G. G. Randell was arrested later and tried but the trial ended in a hung jury and apparently, he was never retried.


John S. Lennox would go on to kill Deputy U. S. Marshal Dave Layman on April 10, 1883. John Lennox was finally arrested almost twelve years later in September of 1894 in Texas, tried only for the murder of Deputy Marshal Dave Layman for which he was found not guilty.

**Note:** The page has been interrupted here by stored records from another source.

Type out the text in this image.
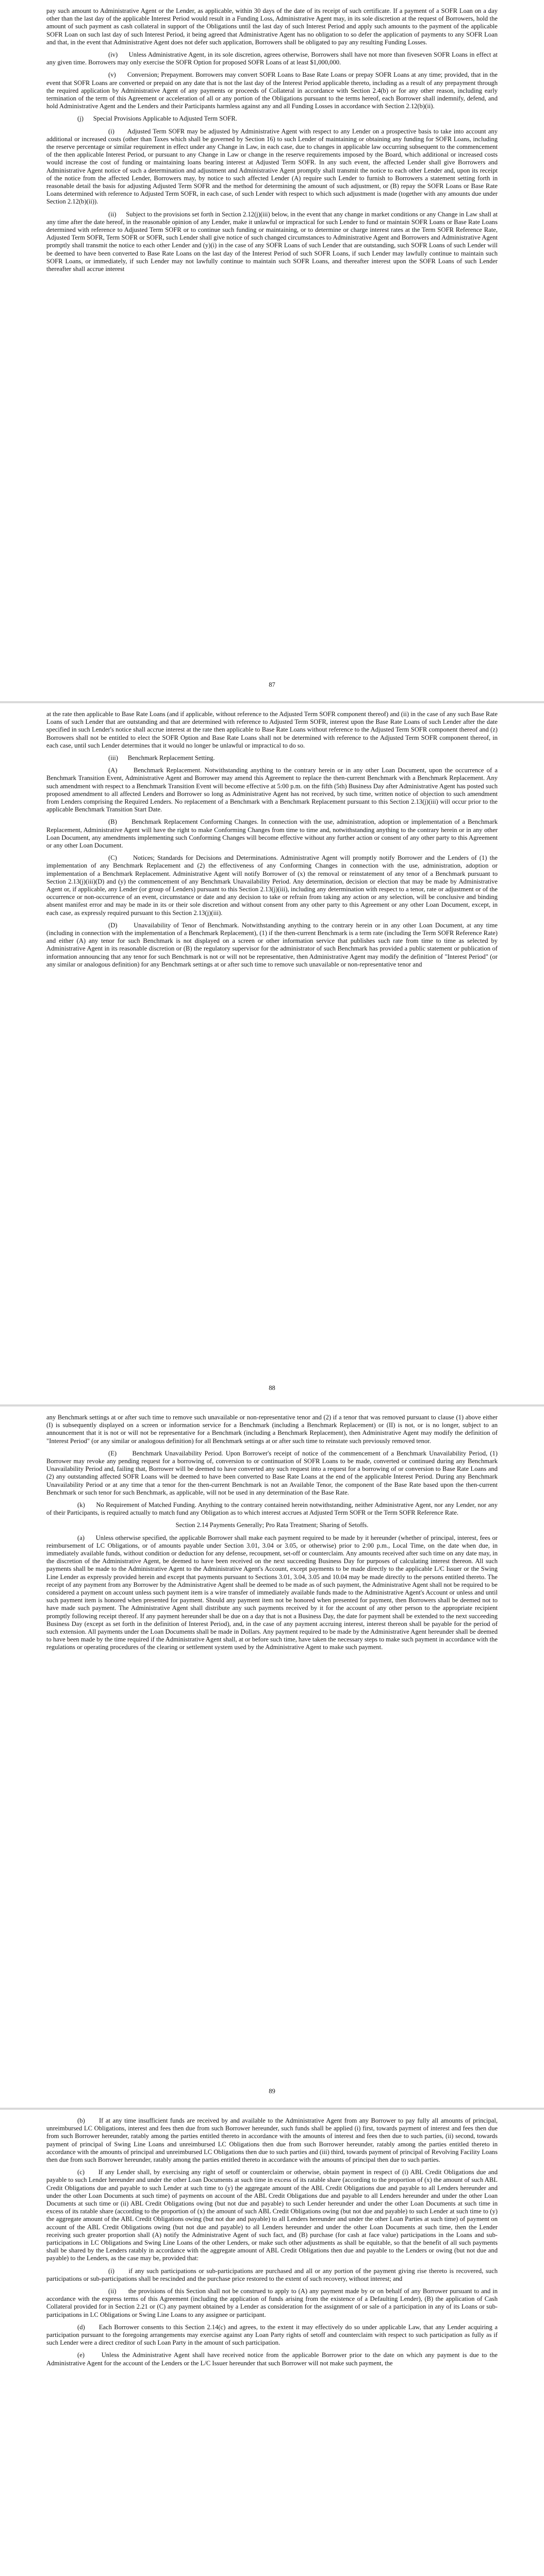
pay such amount to Administrative Agent or the Lender, as applicable, within 30 days of the date of its receipt of such certificate. If a payment of a SOFR Loan on a day other than the last day of the applicable Interest Period would result in a Funding Loss, Administrative Agent may, in its sole discretion at the request of Borrowers, hold the amount of such payment as cash collateral in support of the Obligations until the last day of such Interest Period and apply such amounts to the payment of the applicable SOFR Loan on such last day of such Interest Period, it being agreed that Administrative Agent has no obligation to so defer the application of payments to any SOFR Loan and that, in the event that Administrative Agent does not defer such application, Borrowers shall be obligated to pay any resulting Funding Losses.

(iv)      Unless Administrative Agent, in its sole discretion, agrees otherwise, Borrowers shall have not more than fiveseven SOFR Loans in effect at any given time. Borrowers may only exercise the SOFR Option for proposed SOFR Loans of at least $1,000,000.

(v)      Conversion; Prepayment. Borrowers may convert SOFR Loans to Base Rate Loans or prepay SOFR Loans at any time; provided, that in the event that SOFR Loans are converted or prepaid on any date that is not the last day of the Interest Period applicable thereto, including as a result of any prepayment through the required application by Administrative Agent of any payments or proceeds of Collateral in accordance with Section 2.4(b) or for any other reason, including early termination of the term of this Agreement or acceleration of all or any portion of the Obligations pursuant to the terms hereof, each Borrower shall indemnify, defend, and hold Administrative Agent and the Lenders and their Participants harmless against any and all Funding Losses in accordance with Section 2.12(b)(ii).

(j)      Special Provisions Applicable to Adjusted Term SOFR.

(i)      Adjusted Term SOFR may be adjusted by Administrative Agent with respect to any Lender on a prospective basis to take into account any additional or increased costs (other than Taxes which shall be governed by Section 16) to such Lender of maintaining or obtaining any funding for SOFR Loans, including the reserve percentage or similar requirement in effect under any Change in Law, in each case, due to changes in applicable law occurring subsequent to the commencement of the then applicable Interest Period, or pursuant to any Change in Law or change in the reserve requirements imposed by the Board, which additional or increased costs would increase the cost of funding or maintaining loans bearing interest at Adjusted Term SOFR. In any such event, the affected Lender shall give Borrowers and Administrative Agent notice of such a determination and adjustment and Administrative Agent promptly shall transmit the notice to each other Lender and, upon its receipt of the notice from the affected Lender, Borrowers may, by notice to such affected Lender (A) require such Lender to furnish to Borrowers a statement setting forth in reasonable detail the basis for adjusting Adjusted Term SOFR and the method for determining the amount of such adjustment, or (B) repay the SOFR Loans or Base Rate Loans determined with reference to Adjusted Term SOFR, in each case, of such Lender with respect to which such adjustment is made (together with any amounts due under Section 2.12(b)(ii)).

(ii)      Subject to the provisions set forth in Section 2.12(j)(iii) below, in the event that any change in market conditions or any Change in Law shall at any time after the date hereof, in the reasonable opinion of any Lender, make it unlawful or impractical for such Lender to fund or maintain SOFR Loans or Base Rate Loans determined with reference to Adjusted Term SOFR or to continue such funding or maintaining, or to determine or charge interest rates at the Term SOFR Reference Rate, Adjusted Term SOFR, Term SOFR or SOFR, such Lender shall give notice of such changed circumstances to Administrative Agent and Borrowers and Administrative Agent promptly shall transmit the notice to each other Lender and (y)(i) in the case of any SOFR Loans of such Lender that are outstanding, such SOFR Loans of such Lender will be deemed to have been converted to Base Rate Loans on the last day of the Interest Period of such SOFR Loans, if such Lender may lawfully continue to maintain such SOFR Loans, or immediately, if such Lender may not lawfully continue to maintain such SOFR Loans, and thereafter interest upon the SOFR Loans of such Lender thereafter shall accrue interest

87

at the rate then applicable to Base Rate Loans (and if applicable, without reference to the Adjusted Term SOFR component thereof) and (ii) in the case of any such Base Rate Loans of such Lender that are outstanding and that are determined with reference to Adjusted Term SOFR, interest upon the Base Rate Loans of such Lender after the date specified in such Lender's notice shall accrue interest at the rate then applicable to Base Rate Loans without reference to the Adjusted Term SOFR component thereof and (z) Borrowers shall not be entitled to elect the SOFR Option and Base Rate Loans shall not be determined with reference to the Adjusted Term SOFR component thereof, in each case, until such Lender determines that it would no longer be unlawful or impractical to do so.

(iii)      Benchmark Replacement Setting.

(A)      Benchmark Replacement. Notwithstanding anything to the contrary herein or in any other Loan Document, upon the occurrence of a Benchmark Transition Event, Administrative Agent and Borrower may amend this Agreement to replace the then-current Benchmark with a Benchmark Replacement. Any such amendment with respect to a Benchmark Transition Event will become effective at 5:00 p.m. on the fifth (5th) Business Day after Administrative Agent has posted such proposed amendment to all affected Lenders and Borrower so long as Administrative Agent has not received, by such time, written notice of objection to such amendment from Lenders comprising the Required Lenders. No replacement of a Benchmark with a Benchmark Replacement pursuant to this Section 2.13(j)(iii) will occur prior to the applicable Benchmark Transition Start Date.

(B)      Benchmark Replacement Conforming Changes. In connection with the use, administration, adoption or implementation of a Benchmark Replacement, Administrative Agent will have the right to make Conforming Changes from time to time and, notwithstanding anything to the contrary herein or in any other Loan Document, any amendments implementing such Conforming Changes will become effective without any further action or consent of any other party to this Agreement or any other Loan Document.

(C)      Notices; Standards for Decisions and Determinations. Administrative Agent will promptly notify Borrower and the Lenders of (1) the implementation of any Benchmark Replacement and (2) the effectiveness of any Conforming Changes in connection with the use, administration, adoption or implementation of a Benchmark Replacement. Administrative Agent will notify Borrower of (x) the removal or reinstatement of any tenor of a Benchmark pursuant to Section 2.13(j)(iii)(D) and (y) the commencement of any Benchmark Unavailability Period. Any determination, decision or election that may be made by Administrative Agent or, if applicable, any Lender (or group of Lenders) pursuant to this Section 2.13(j)(iii), including any determination with respect to a tenor, rate or adjustment or of the occurrence or non-occurrence of an event, circumstance or date and any decision to take or refrain from taking any action or any selection, will be conclusive and binding absent manifest error and may be made in its or their sole discretion and without consent from any other party to this Agreement or any other Loan Document, except, in each case, as expressly required pursuant to this Section 2.13(j)(iii).

(D)      Unavailability of Tenor of Benchmark. Notwithstanding anything to the contrary herein or in any other Loan Document, at any time (including in connection with the implementation of a Benchmark Replacement), (1) if the then-current Benchmark is a term rate (including the Term SOFR Reference Rate) and either (A) any tenor for such Benchmark is not displayed on a screen or other information service that publishes such rate from time to time as selected by Administrative Agent in its reasonable discretion or (B) the regulatory supervisor for the administrator of such Benchmark has provided a public statement or publication of information announcing that any tenor for such Benchmark is not or will not be representative, then Administrative Agent may modify the definition of "Interest Period" (or any similar or analogous definition) for any Benchmark settings at or after such time to remove such unavailable or non-representative tenor and

88

any Benchmark settings at or after such time to remove such unavailable or non-representative tenor and (2) if a tenor that was removed pursuant to clause (1) above either (I) is subsequently displayed on a screen or information service for a Benchmark (including a Benchmark Replacement) or (II) is not, or is no longer, subject to an announcement that it is not or will not be representative for a Benchmark (including a Benchmark Replacement), then Administrative Agent may modify the definition of "Interest Period" (or any similar or analogous definition) for all Benchmark settings at or after such time to reinstate such previously removed tenor.

(E)      Benchmark Unavailability Period. Upon Borrower's receipt of notice of the commencement of a Benchmark Unavailability Period, (1) Borrower may revoke any pending request for a borrowing of, conversion to or continuation of SOFR Loans to be made, converted or continued during any Benchmark Unavailability Period and, failing that, Borrower will be deemed to have converted any such request into a request for a borrowing of or conversion to Base Rate Loans and (2) any outstanding affected SOFR Loans will be deemed to have been converted to Base Rate Loans at the end of the applicable Interest Period. During any Benchmark Unavailability Period or at any time that a tenor for the then-current Benchmark is not an Available Tenor, the component of the Base Rate based upon the then-current Benchmark or such tenor for such Benchmark, as applicable, will not be used in any determination of the Base Rate.

(k)      No Requirement of Matched Funding. Anything to the contrary contained herein notwithstanding, neither Administrative Agent, nor any Lender, nor any of their Participants, is required actually to match fund any Obligation as to which interest accrues at Adjusted Term SOFR or the Term SOFR Reference Rate.

Section 2.14 Payments Generally; Pro Rata Treatment; Sharing of Setoffs.

(a)      Unless otherwise specified, the applicable Borrower shall make each payment required to be made by it hereunder (whether of principal, interest, fees or reimbursement of LC Obligations, or of amounts payable under Section 3.01, 3.04 or 3.05, or otherwise) prior to 2:00 p.m., Local Time, on the date when due, in immediately available funds, without condition or deduction for any defense, recoupment, set-off or counterclaim. Any amounts received after such time on any date may, in the discretion of the Administrative Agent, be deemed to have been received on the next succeeding Business Day for purposes of calculating interest thereon. All such payments shall be made to the Administrative Agent to the Administrative Agent's Account, except payments to be made directly to the applicable L/C Issuer or the Swing Line Lender as expressly provided herein and except that payments pursuant to Sections 3.01, 3.04, 3.05 and 10.04 may be made directly to the persons entitled thereto. The receipt of any payment from any Borrower by the Administrative Agent shall be deemed to be made as of such payment, the Administrative Agent shall not be required to be considered a payment on account unless such payment item is a wire transfer of immediately available funds made to the Administrative Agent's Account or unless and until such payment item is honored when presented for payment. Should any payment item not be honored when presented for payment, then Borrowers shall be deemed not to have made such payment. The Administrative Agent shall distribute any such payments received by it for the account of any other person to the appropriate recipient promptly following receipt thereof. If any payment hereunder shall be due on a day that is not a Business Day, the date for payment shall be extended to the next succeeding Business Day (except as set forth in the definition of Interest Period), and, in the case of any payment accruing interest, interest thereon shall be payable for the period of such extension. All payments under the Loan Documents shall be made in Dollars. Any payment required to be made by the Administrative Agent hereunder shall be deemed to have been made by the time required if the Administrative Agent shall, at or before such time, have taken the necessary steps to make such payment in accordance with the regulations or operating procedures of the clearing or settlement system used by the Administrative Agent to make such payment.

89

(b)      If at any time insufficient funds are received by and available to the Administrative Agent from any Borrower to pay fully all amounts of principal, unreimbursed LC Obligations, interest and fees then due from such Borrower hereunder, such funds shall be applied (i) first, towards payment of interest and fees then due from such Borrower hereunder, ratably among the parties entitled thereto in accordance with the amounts of interest and fees then due to such parties, (ii) second, towards payment of principal of Swing Line Loans and unreimbursed LC Obligations then due from such Borrower hereunder, ratably among the parties entitled thereto in accordance with the amounts of principal and unreimbursed LC Obligations then due to such parties and (iii) third, towards payment of principal of Revolving Facility Loans then due from such Borrower hereunder, ratably among the parties entitled thereto in accordance with the amounts of principal then due to such parties.

(c)      If any Lender shall, by exercising any right of setoff or counterclaim or otherwise, obtain payment in respect of (i) ABL Credit Obligations due and payable to such Lender hereunder and under the other Loan Documents at such time in excess of its ratable share (according to the proportion of (x) the amount of such ABL Credit Obligations due and payable to such Lender at such time to (y) the aggregate amount of the ABL Credit Obligations due and payable to all Lenders hereunder and under the other Loan Documents at such time) of payments on account of the ABL Credit Obligations due and payable to all Lenders hereunder and under the other Loan Documents at such time or (ii) ABL Credit Obligations owing (but not due and payable) to such Lender hereunder and under the other Loan Documents at such time in excess of its ratable share (according to the proportion of (x) the amount of such ABL Credit Obligations owing (but not due and payable) to such Lender at such time to (y) the aggregate amount of the ABL Credit Obligations owing (but not due and payable) to all Lenders hereunder and under the other Loan Parties at such time) of payment on account of the ABL Credit Obligations owing (but not due and payable) to all Lenders hereunder and under the other Loan Documents at such time, then the Lender receiving such greater proportion shall (A) notify the Administrative Agent of such fact, and (B) purchase (for cash at face value) participations in the Loans and sub-participations in LC Obligations and Swing Line Loans of the other Lenders, or make such other adjustments as shall be equitable, so that the benefit of all such payments shall be shared by the Lenders ratably in accordance with the aggregate amount of ABL Credit Obligations then due and payable to the Lenders or owing (but not due and payable) to the Lenders, as the case may be, provided that:

(i)      if any such participations or sub-participations are purchased and all or any portion of the payment giving rise thereto is recovered, such participations or sub-participations shall be rescinded and the purchase price restored to the extent of such recovery, without interest; and

(ii)      the provisions of this Section shall not be construed to apply to (A) any payment made by or on behalf of any Borrower pursuant to and in accordance with the express terms of this Agreement (including the application of funds arising from the existence of a Defaulting Lender), (B) the application of Cash Collateral provided for in Section 2.21 or (C) any payment obtained by a Lender as consideration for the assignment of or sale of a participation in any of its Loans or sub-participations in LC Obligations or Swing Line Loans to any assignee or participant.

(d)      Each Borrower consents to this Section 2.14(c) and agrees, to the extent it may effectively do so under applicable Law, that any Lender acquiring a participation pursuant to the foregoing arrangements may exercise against any Loan Party rights of setoff and counterclaim with respect to such participation as fully as if such Lender were a direct creditor of such Loan Party in the amount of such participation.

(e)      Unless the Administrative Agent shall have received notice from the applicable Borrower prior to the date on which any payment is due to the Administrative Agent for the account of the Lenders or the L/C Issuer hereunder that such Borrower will not make such payment, the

OLEM – 10N-2-1  NLEOM – 32W9


Updated August 7, 2023




Kristopher David Youngberg - Federal Agent

U.S. Department of Energy

National Nuclear Security Administration

Office of Secure Transportation       October 5, 2018


On Friday, October 5, 2018, Federal Agent Youngberg, 41, and four other agents were returning to Amarillo, Texas, in a Department of Energy van after attending training at Fort Chaffee, Arkansas. Traveling west bound on I-40 near Okemah, Oklahoma the van struck the back of a dump truck that was attempting to make a U-turn in the center median of the Interstate. Agent Youngberg suffered fatal injuries and died at the scene while three of the other agents were critically injured.

Agent Youngberg was a U.S. Marine Corps veteran and had served with the National Nuclear Security Administration - Office of Secure Transportation for eight years.

Kristopher Youngberg was survived by his wife Misty, two children, his father, and sister. Kristopher Youngberg’s earthly remains were cremated.